Das Mett im Rohzustand lockt, wie bereits beschreiben, zwar auch Hungrige an. Allerdings können hier die Zwiebeln abschreckend wirken. Nicht bei allen Menschen, aber der Mehrzahl. Zu aufdringliche Personen können aber mit gezielten Würfen von schnell geformten Mett-Eiern vertrieben werden.
Mett verfärbt sich ungekühlt sehr schnell, teilweise schon innerhalb weniger Minuten nach der Befestigung. Später fällt es dann einfach ab. Deshalb werden Kölner Hundehalter gebeten, ihre Tiere am Abend nicht mehr frei laufen zu lassen, um ein Kontakt mit dem Fall-Mett zu vermeiden. Sicherheitshalber hat die Kölner Hundeambulanz mehrere Geräte zum schnellen Auspumpen von Hundemägen angeschafft. Bisher musste man sich mit Gartenschläuchen behelfen.
Für unsere Mettigel-Mitbürger ist die Anbahnung beim weiblichen Geschlecht sehr schwierig. Eher ungewöhnlich für Kostümierte an diesem Tag. Aber selbst erfahrene Fleischereifachverkäuferinnen kommen beim Kennenlernen der menschlichen Mettigel an ihre Grenzen. Aber der Mettigel ist ja sowieso eher etwas für den Einzelgänger mit Berührungsängsten mit anderen Menschen und bleibt gerne allein mit seinem Mett.
Mehrere Vampire, die sich unter das Karnevalsvolk gemischt hatten und sich einen Snack gönnen wollten, wurden mit Lebensmittelvergiftung in Kölner Krankenhäuser gebracht. Das nicht mehr ganz so frische Mett bewirkte einen kompletten Zusammenbruch der Verdauung dieser sensiblen Spezies. Teilweise wurden auch Personen mit Knoblauch statt Zwiebeln auf der Mettschicht gesehen, wodurch die Kölner Vampirpopulation ebenfalls merklich dezimiert wurde. Auf der Domplatte wurden mehrere verendete Fledermäuse mit grünem Gesicht und Schaum vor dem Maul aufgefunden.
Ein wichtiger Sicherheitshinweis: Experten raten davon ab, die Rückstände des „Kostüms“, sofern es nicht von selber herunterfällt, mit dem Dampfstrahler zu entfernen. Der Dampfstrahler bewirke zwar einen guten Reinigungseffekt, berge aber die Gefahr der Hautreizung und –Verletzung. Der Einsatz von Dampfstrahlern unter Alkoholeinfluss ist generell verboten.
Vom Mettigelkostüm zu unterscheiden ist das Hackepeterschweinkostüm.
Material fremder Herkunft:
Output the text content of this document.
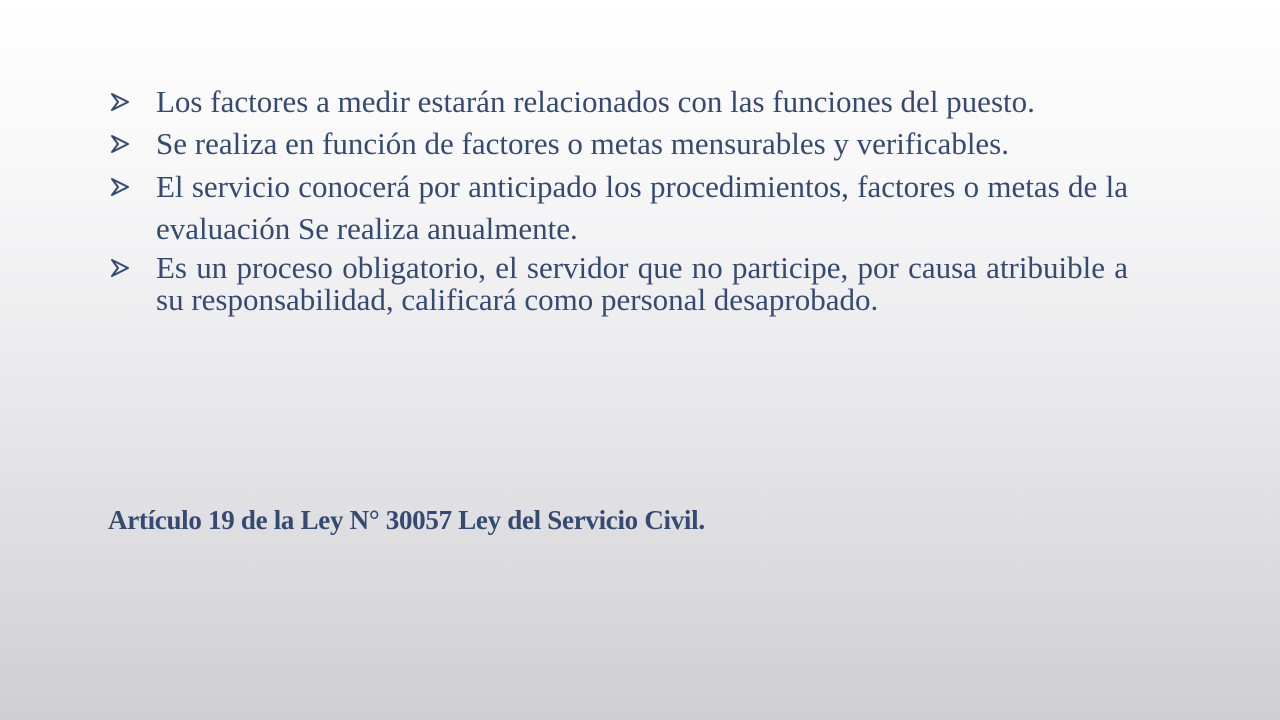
Los factores a medir estarán relacionados con las funciones del puesto.
Se realiza en función de factores o metas mensurables y verificables.
El servicio conocerá por anticipado los procedimientos, factores o metas de la evaluación Se realiza anualmente.
Es un proceso obligatorio, el servidor que no participe, por causa atribuible a su responsabilidad, calificará como personal desaprobado.
Artículo 19 de la Ley N° 30057 Ley del Servicio Civil.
Das Schwein hat eine zweilöchrige, fleischfarbene Nase und grunzt, der Mettigel hat eine schwarze Nase, Stachel aus Zwiebelstücken und rollt sich bei Gefahr ein.
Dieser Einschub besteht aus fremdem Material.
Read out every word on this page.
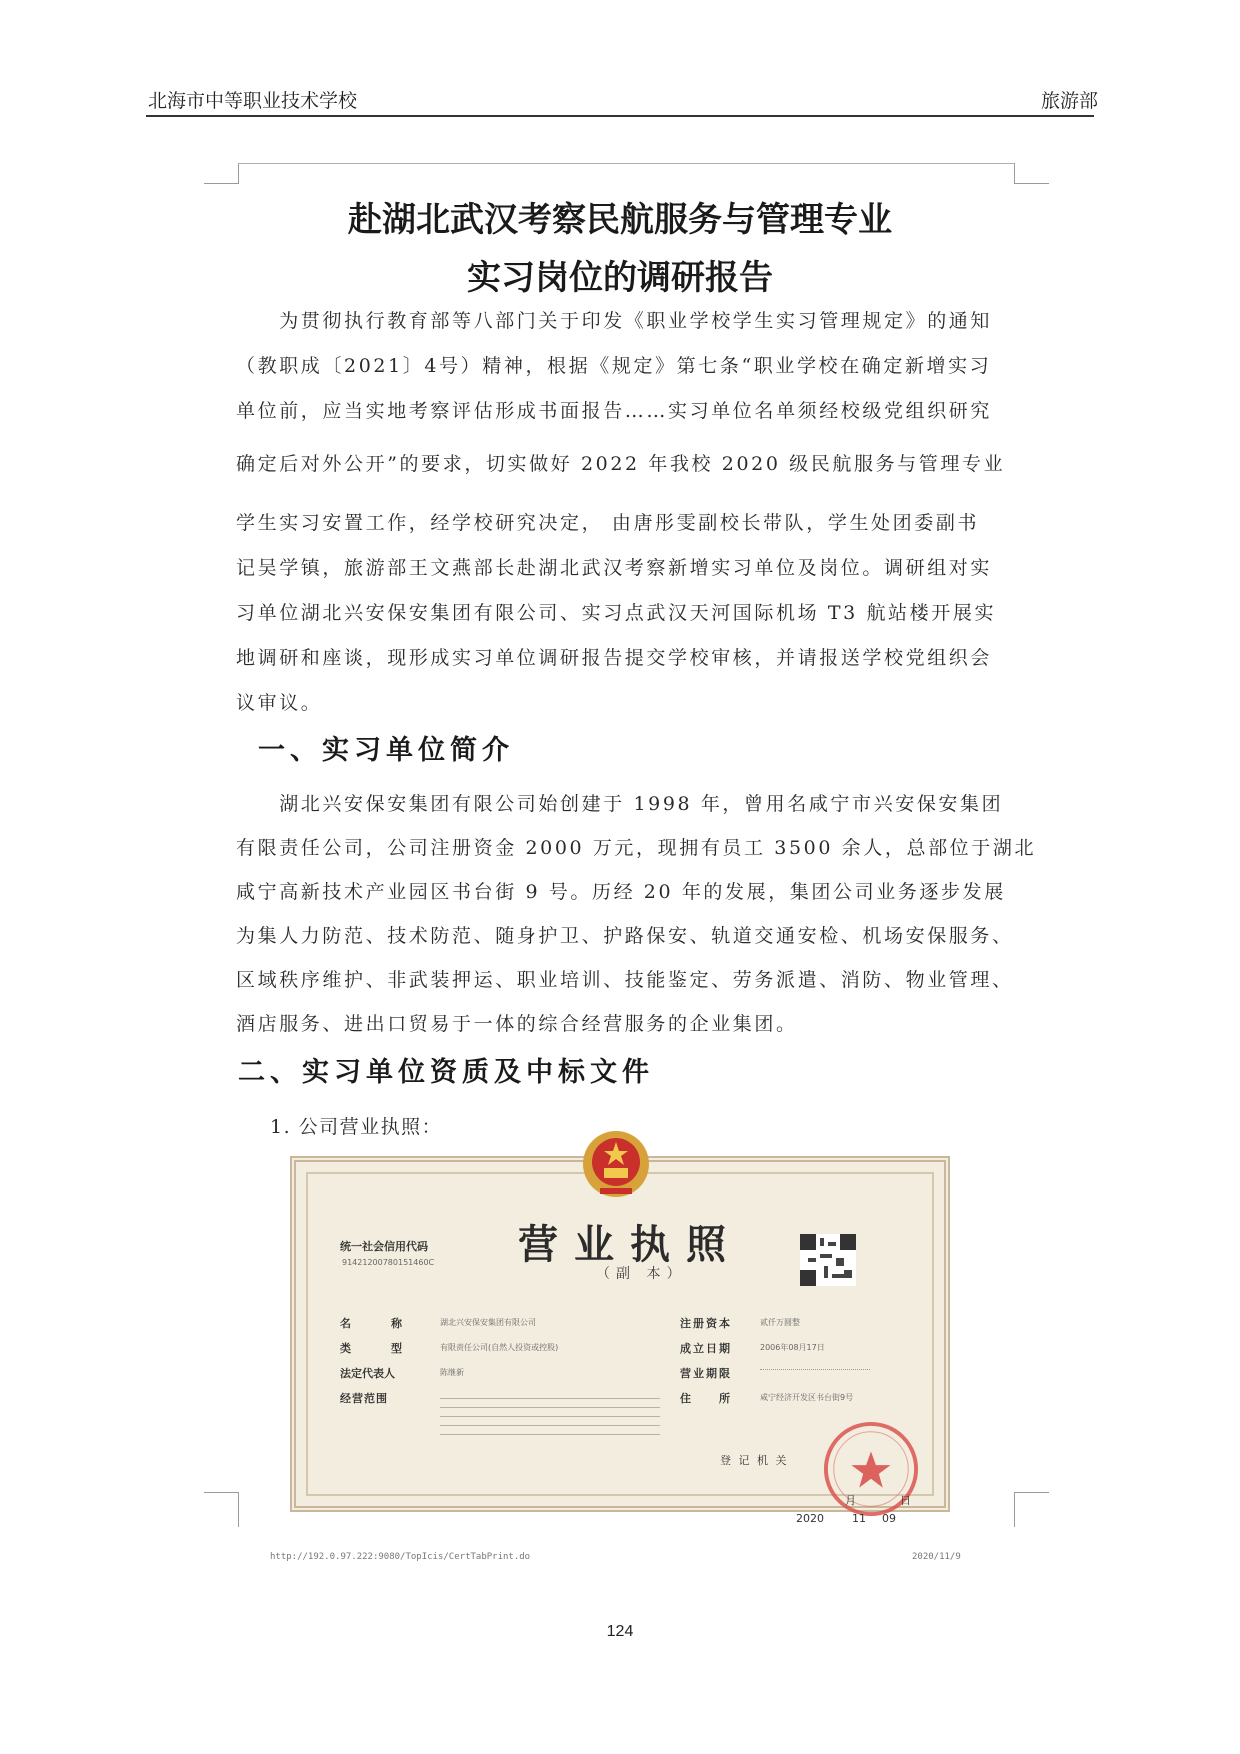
北海市中等职业技术学校	旅游部
赴湖北武汉考察民航服务与管理专业
实习岗位的调研报告
　　为贯彻执行教育部等八部门关于印发《职业学校学生实习管理规定》的通知
（教职成〔2021〕4号）精神，根据《规定》第七条“职业学校在确定新增实习
单位前，应当实地考察评估形成书面报告……实习单位名单须经校级党组织研究
确定后对外公开”的要求，切实做好 2022 年我校 2020 级民航服务与管理专业
学生实习安置工作，经学校研究决定， 由唐彤雯副校长带队，学生处团委副书
记吴学镇，旅游部王文燕部长赴湖北武汉考察新增实习单位及岗位。调研组对实
习单位湖北兴安保安集团有限公司、实习点武汉天河国际机场 T3 航站楼开展实
地调研和座谈，现形成实习单位调研报告提交学校审核，并请报送学校党组织会
议审议。
一、实习单位简介
　　湖北兴安保安集团有限公司始创建于 1998 年，曾用名咸宁市兴安保安集团
有限责任公司，公司注册资金 2000 万元，现拥有员工 3500 余人，总部位于湖北
咸宁高新技术产业园区书台街 9 号。历经 20 年的发展，集团公司业务逐步发展
为集人力防范、技术防范、随身护卫、护路保安、轨道交通安检、机场安保服务、
区域秩序维护、非武装押运、职业培训、技能鉴定、劳务派遣、消防、物业管理、
酒店服务、进出口贸易于一体的综合经营服务的企业集团。
二、实习单位资质及中标文件
1. 公司营业执照：
营业执照
（副 本）
统一社会信用代码
91421200780151460C
名　　称	湖北兴安保安集团有限公司
类　　型	有限责任公司(自然人投资或控股)
法定代表人	陈继新
经营范围
注册资本	贰仟万圆整
成立日期	2006年08月17日
营业期限
住　　所	咸宁经济开发区书台街9号
登 记 机 关
月	日
2020	11 09
http://192.0.97.222:9080/TopIcis/CertTabPrint.do	2020/11/9
124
Viele Menschen fragen sich nun: Woher kommt der Mettigel und wie verlief seine Entwicklung vom Partyschmaus zur beliebten Kostüm im Kölner Karneval?
Historisch betrachtet wurde der Mettigel in seiner frühesten Form zuerst von den Römern bei der Eroberung der rechtsrheinischen Gebiete als Kriegslist eingesetzt. Die Geschichte dürfte vielen Menschen bekannt vorkommen: Über Nacht wurde ein großes, hölzernes igelförmiges Konstrukt, welches an der Außenhülle flächendeckend mit Fleischabfällen belegt war, rechtsrheinisch angelandet. In seinem Bauch befanden sich römische Soldaten. Diese verhielten sich still, um nicht entdeckt zu werden.
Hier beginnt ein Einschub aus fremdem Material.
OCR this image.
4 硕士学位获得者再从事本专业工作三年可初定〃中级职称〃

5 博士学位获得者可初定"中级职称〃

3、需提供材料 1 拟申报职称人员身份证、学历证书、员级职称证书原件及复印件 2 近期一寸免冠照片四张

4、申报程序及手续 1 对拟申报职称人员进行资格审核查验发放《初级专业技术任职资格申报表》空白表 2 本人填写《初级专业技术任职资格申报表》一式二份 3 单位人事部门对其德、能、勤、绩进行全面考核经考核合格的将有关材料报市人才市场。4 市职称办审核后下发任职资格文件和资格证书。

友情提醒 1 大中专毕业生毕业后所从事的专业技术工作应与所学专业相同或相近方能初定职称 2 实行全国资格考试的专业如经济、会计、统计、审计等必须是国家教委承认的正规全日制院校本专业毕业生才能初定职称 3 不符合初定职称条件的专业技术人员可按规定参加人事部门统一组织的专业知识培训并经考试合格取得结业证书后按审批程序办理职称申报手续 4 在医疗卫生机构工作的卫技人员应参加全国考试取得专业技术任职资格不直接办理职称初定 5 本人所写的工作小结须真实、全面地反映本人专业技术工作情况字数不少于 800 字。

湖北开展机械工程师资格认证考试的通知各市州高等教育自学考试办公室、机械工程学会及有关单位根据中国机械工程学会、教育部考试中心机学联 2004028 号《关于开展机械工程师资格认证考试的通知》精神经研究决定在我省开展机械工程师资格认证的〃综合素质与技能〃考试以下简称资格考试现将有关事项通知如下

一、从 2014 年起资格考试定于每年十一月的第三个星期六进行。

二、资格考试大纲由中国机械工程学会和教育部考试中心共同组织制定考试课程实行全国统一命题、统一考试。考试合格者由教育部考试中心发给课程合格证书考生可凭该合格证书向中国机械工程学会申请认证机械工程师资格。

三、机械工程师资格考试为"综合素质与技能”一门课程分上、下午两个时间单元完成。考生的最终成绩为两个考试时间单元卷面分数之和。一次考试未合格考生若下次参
Die wilden rechtsrheinischen Völker sahen in dem großen Fleischigel eine Gabe der Götter, die ihnen geschickt worden war, um den harten Winter besser zu überstehen. Sie transportierten den Igel hungrig in ihr Lager und aßen das Fleisch auf der Außenseite. Des Nachts kamen die Römer aus dem Bauch des Igels und verarbeiteten die vollgefutterten und trägen rechtsrheinischen Anrainer fachmännisch zu praktisch portionierten Fleischportionen. Später wurden verschiedene Gewürze hinzugefügt und das ganze zuerst an Gefangene und dann an die Kölner Bevölkerung verfüttert, beziehungsweise dargeboten. Historische Kölner Mettigel werden im Kühlschrank des Kölschen Stadtmuseums aufbewahrt.
Bis heute streiten sich Historiker in hitzigen Debatten, ob das Trojanische Pferd oder der Kölner Mettigel zuerst da war. Ein Ende des Disputs ist nicht in Sicht.